I grabbed this quote by following a link from Dennis Jerz concerning the issue of ebooks:
David Steinberg, president of corporate strategy and international in New York with HarperCollins, said: “There was a format war. They compete and are not compatible. That creates resistance.”
“Three years ago, there was a huge amount of hype but we did not get caught up in it. We steered away from digitising all our works and dumping them into cyberspace,” he told Reuters.
He said e-books, still a tiny part of the overall business, have a “30 percent plus” annual growth rate with HarperCollins putting out the complete works of thriller writer Agatha Christie electronically.

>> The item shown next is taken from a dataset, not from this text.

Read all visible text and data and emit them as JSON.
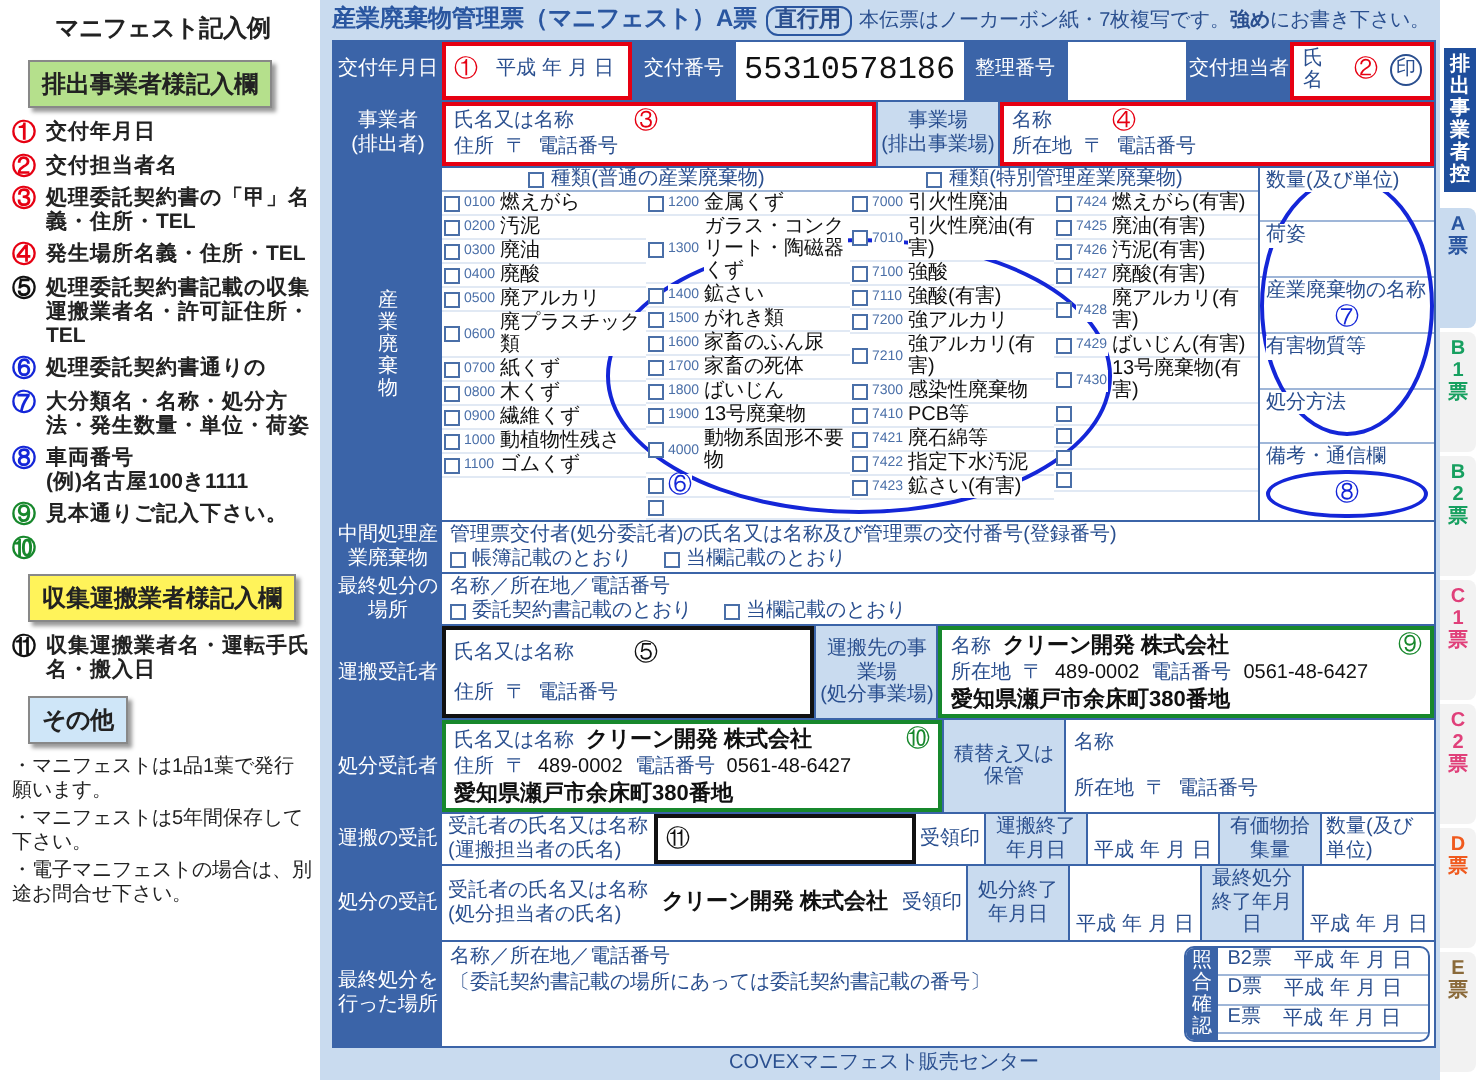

But the reader’s love affair with the printed word is far from over because, as Chris Barnard, technology analyst at IDC consultancy, concluded, “One problem is that e-books are up against a very established technology, namely books. And most people are very happy with that technology.”
Writing has been around in digital form for many years: I’m reading a hypertext novel by Bill Bly at the moment. Scanning books into “book form” and selling them as ebooks misses the point, in my view. For example, I’m also studying Syberia, a work which allows for mutiple renderings of a single narrative event: a text telling, a cinematic telling, and a puppet-show telling. New media allows for this. Certainly a publisher can scan a book into digital form and distribute it for PDA. But is this an effective and affective use of technology? Books are not hypertexts and hypertexts are not books. Then: Christie scanned into digital space would therefore turn Death on the Nile into something else: is there even such thing as an electronic book? Isn’t this like claiming that a flight simulator is a plane?